What makes a good teacher?

http://roomfordebate.blogs.nytimes.com/2009/08/16/education-degrees-and-teachers-pay/ Subject knowledge, enthusiasm, experience or teaching skills?

Reading about the adventures at Sands School, I am extremely interested in working in a school where students are able to chose the subjects they want to persue (and need to commit to them for at least a week) and where teachers are able to discover new subjects together with the students. As an example, I am going to start teaching French in September, although my subject knowledge is only intermediate. Same with my Spanish. Even though I hope that I will know more than my students, I am aware that this may cause some difficulty in the higher classes. Working at a school where students and teachers are able to work together and the teacher is able to teach skills rather than facts sounds amazing!

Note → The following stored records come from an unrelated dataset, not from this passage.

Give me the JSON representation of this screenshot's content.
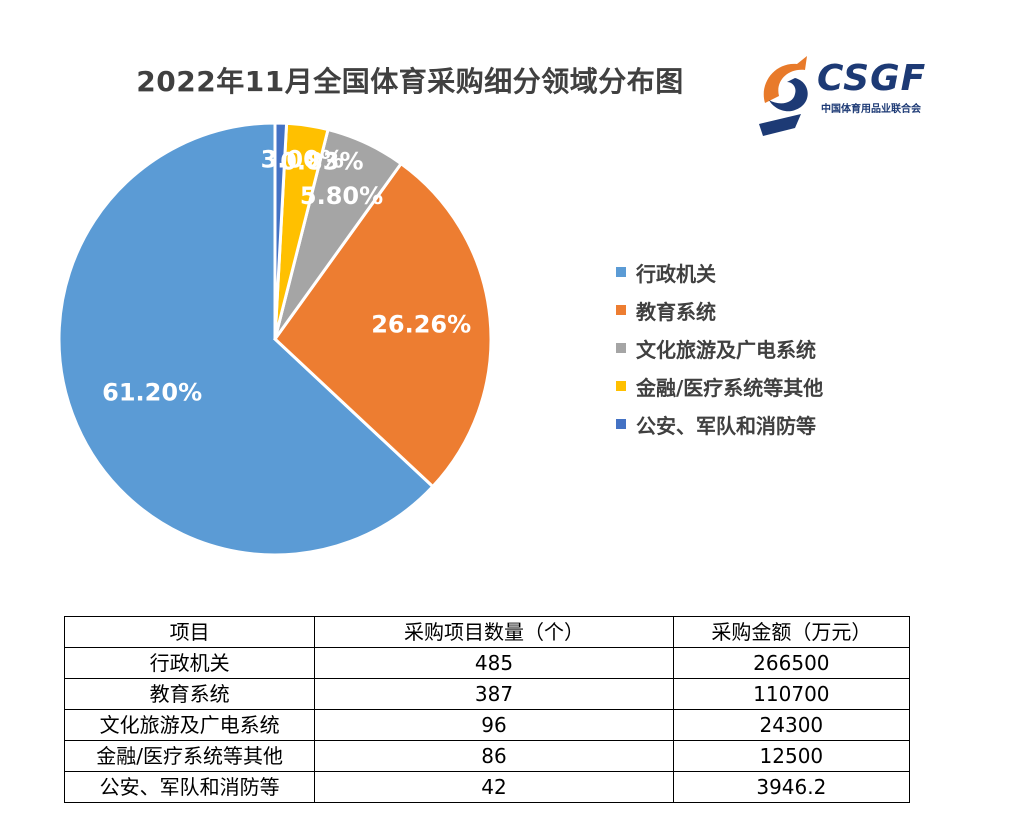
{
  "chart_data": {
    "type": "pie",
    "title": "2022年11月全国体育采购细分领域分布图",
    "slices": [
      {
        "label": "行政机关",
        "value": 61.2,
        "display": "61.20%",
        "color": "#5b9bd5"
      },
      {
        "label": "教育系统",
        "value": 26.26,
        "display": "26.26%",
        "color": "#ed7d31"
      },
      {
        "label": "文化旅游及广电系统",
        "value": 5.8,
        "display": "5.80%",
        "color": "#a5a5a5"
      },
      {
        "label": "金融/医疗系统等其他",
        "value": 3.0,
        "display": "3.00%",
        "color": "#ffc000"
      },
      {
        "label": "公安、军队和消防等",
        "value": 0.83,
        "display": "0.83%",
        "color": "#4472c4"
      }
    ],
    "legend_position": "right"
  },
  "logo": {
    "wordmark": "CSGF",
    "org_name": "中国体育用品业联合会"
  },
  "table": {
    "headers": [
      "项目",
      "采购项目数量（个）",
      "采购金额（万元）"
    ],
    "rows": [
      [
        "行政机关",
        "485",
        "266500"
      ],
      [
        "教育系统",
        "387",
        "110700"
      ],
      [
        "文化旅游及广电系统",
        "96",
        "24300"
      ],
      [
        "金融/医疗系统等其他",
        "86",
        "12500"
      ],
      [
        "公安、军队和消防等",
        "42",
        "3946.2"
      ]
    ]
  }
}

In my experience as a young EFL teacher (and sometimes I was barely a year or two older than teh kids I was teaching) it's all about the enthusiasm and commitment to the subject. Yes, you may know everything about yoour subject area, but if you can't deliver it, you are not a teacher but a lecturer! Creative, convincing lessons will engage learners in the subject and enccourage them to follow their interests at home and in the school. They will want to learn and as a result they are more likely to remember and apply knowledge. It is my firm believe that teacher should be rewaded for the enthusiasm the spark in the children they are teaching. Test scores may not necessarily reflect this love for the subject at all but one should actually talk to the learners!

After all, the goal of a lesson should be that the learner has increased his/her knowledge about the subject, shouldn't it? As a teacher, I want to take a masters degree to find new ways of getting students ineterested in my lessons and if the masters degree is in the subject I am teaching rather than in pedagogy, the widening of the subject knowledge should again only be there to find new niches which the children could be interested in.

Taking a masters is a good thing, but only if it happens for the right reasons and/or if the right things are taken away from it. If the teaching has not improved after a masters degree, was it worth it? As a result, I return to my other point that teachers should rather be rewarded for their ability to engage students rather than for possessing a higher degree as the latter should follow from the former.